Car Etiquette


Etiquette seems to be a dying art, but the basics are still around in many areas. There's gifting etiquette, hosting etiquette, working etiquette, social etiquette, and, believe it or not, car etiquette. Some general manners may seem obvious, but it's good to have a grasp on what's acceptable and what isn't. Obviously, there may be some exceptions. But when it's an awkward situation, knowing the "right" thing to do can clear up some gray areas and keep a friendship from suffering. Here are some basic car etiquette guidelines. 
 
1. Borrowing - It is up to the owner to offer. If you own a pick up or van, and someone you know is moving or buying something big, it is generally understood that asking is impolite. Let the owner know and wait for an offer, and if no offer comes, make alternate arrangements. As the owner, you are under no obligation to make such an offer (although it's generally nice to do so if you can!) 
 
2.   Returning - If you borrow a vehicle, return it clean and full of fuel. Even if you borrowed it half full, fill it up before you return it. It's a thank you. Clean generally means that you've left no evidence of your use (internal or external), but it's never considered over the top to wash it before returning. 

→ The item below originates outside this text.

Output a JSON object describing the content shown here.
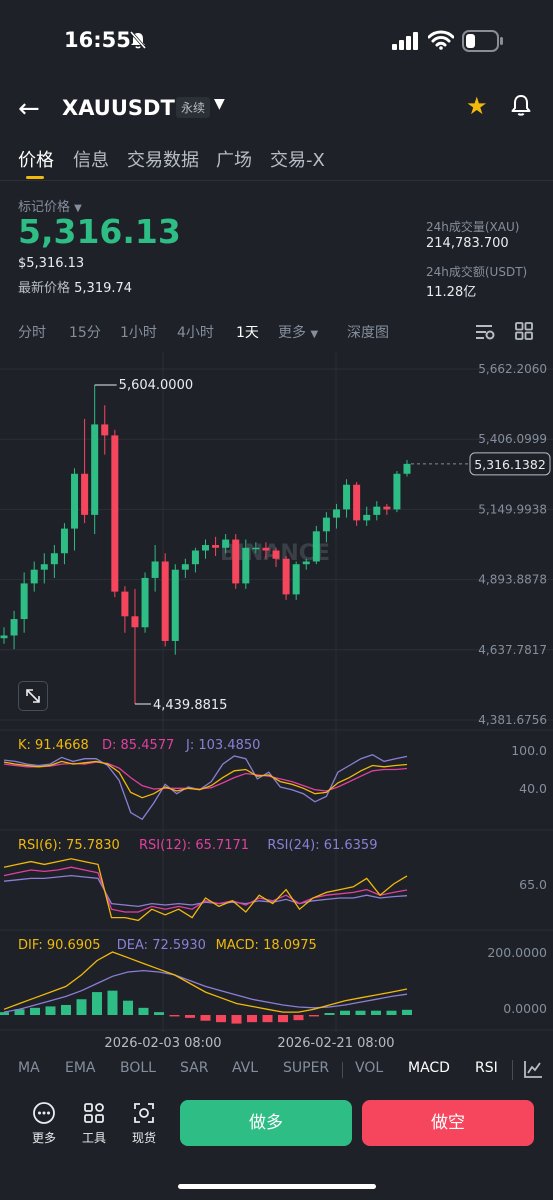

3.  Making a Mess - If you, or anyone you are responsible for, makes a mess in someone's car, it is your responsibility to clean it, and clean it well, which may include getting it detailed (think motion sick kid or passenger of the designated driver). 

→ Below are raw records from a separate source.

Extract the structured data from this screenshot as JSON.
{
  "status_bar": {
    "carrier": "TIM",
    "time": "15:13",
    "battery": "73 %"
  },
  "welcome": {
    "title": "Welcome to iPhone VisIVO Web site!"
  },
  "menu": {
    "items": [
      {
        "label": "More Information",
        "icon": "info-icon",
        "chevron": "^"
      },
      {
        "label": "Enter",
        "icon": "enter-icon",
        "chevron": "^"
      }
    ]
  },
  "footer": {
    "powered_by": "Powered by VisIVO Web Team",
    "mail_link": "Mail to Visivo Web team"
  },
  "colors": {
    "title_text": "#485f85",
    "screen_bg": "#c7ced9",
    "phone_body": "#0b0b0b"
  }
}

4. Carpooling - If you are taking more rides than you are giving, it's generally considered good manners to give some money for gas, although you probably won't be asked. Maybe that's picking up the tab for a fill up when you're in the car, maybe it's gifting a gas card, but even if the driver never mentions it, it's a nice acknowledgment of what they are "investing" in the carpool. If the driver refuses to accept money, some sort of thank you gesture is still recommended (a note, a baked good, picking up the tab for coffee).   Sometimes it may feel stiff and formal, but no one likes to feel taken advantage of or punished for offering a favor. 

Official "rules" may have gone out of style, but good manners are usually appreciated!